According to the Law of Ukraine “On State Control and Revision Service of Ukraine” SAS carries out the public financial control through performance of:
- the public financial audit,
- the checks of public procurements;
- the inspections (the revisions);
- the monitoring of the procurements

=== Public financial audit ===
A public financial audit shall be a type of public financial control. It shall consist in examination and analysis of the actual state of affairs concerning legal and efficient use of public or municipal funds and property, other assets, accounting accuracy and financial reporting credibility, internal control system operation. It shall be carried out by the body of the public financial control. Results of public financial audits and their assessment shall be formulized in a report.

=== Checks of public procurements ===
The procurement check at the contracting authorities is conducted at the location of a controlled legal entity or at the location of the ownership item which is checked and constitutes the documentary and factual analysis of compliance with the procurement legislation by the contracting authority. Procurement check's results shall be recorded in the Act.

=== Inspection ===
Inspection shall be carried out by the body of the state financial control in a form of revision and shall consist in documentary and factual examination of a certain set or separate issues concerning financial and economic activity of a controlled institution. It shall ensure detection of any facts of violation of law and ascertainment of officials or materially liable persons guilty of having committed them. Results of revision shall be formulized in an act.

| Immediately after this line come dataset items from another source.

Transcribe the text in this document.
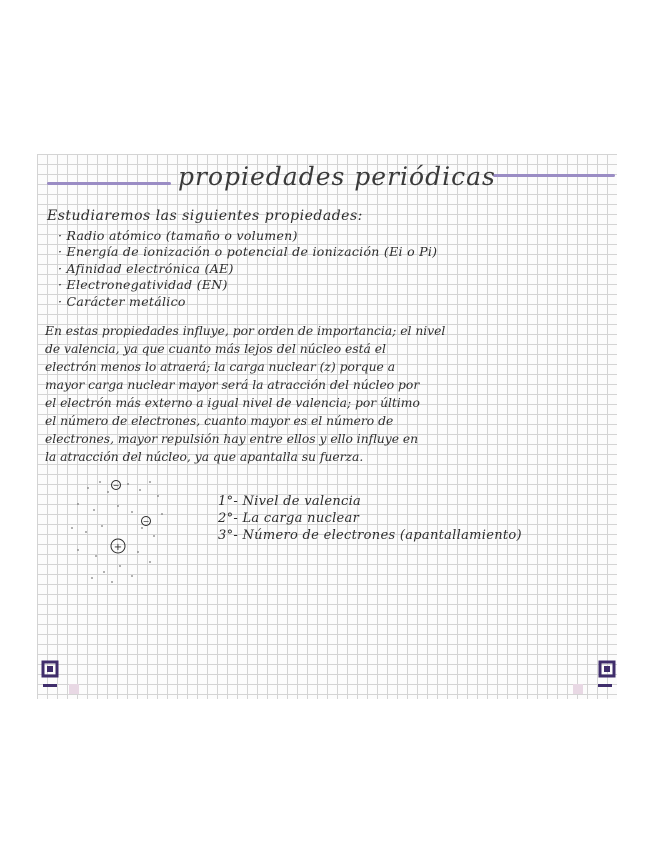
propiedades periódicas
Estudiaremos las siguientes propiedades:
· Radio atómico (tamaño o volumen)
· Energía de ionización o potencial de ionización (Ei o Pi)
· Afinidad electrónica (AE)
· Electronegatividad (EN)
· Carácter metálico
En estas propiedades influye, por orden de importancia; el nivel
de valencia, ya que cuanto más lejos del núcleo está el
electrón menos lo atraerá; la carga nuclear (z) porque a
mayor carga nuclear mayor será la atracción del núcleo por
el electrón más externo a igual nivel de valencia; por último
el número de electrones, cuanto mayor es el número de
electrones, mayor repulsión hay entre ellos y ello influye en
la atracción del núcleo, ya que apantalla su fuerza.
−
−
+
1°- Nivel de valencia
2°- La carga nuclear
3°- Número de electrones (apantallamiento)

The main document regulating this measure of state financial control is the Procedure for Inspection by the State Audit Service of Ukraine and its Interregional Territorial Bodies by the Resolution of the Cabinet of Ministers of Ukraine No. 550 of April 20, 2006.

=== Monitoring of the procurements ===
According to the Law of Ukraine "On Public Procurement" monitoring of the procurement - analysis of customer compliance with public procurement legislation at all stages of procurement in order to prevent violations of public procurement legislation.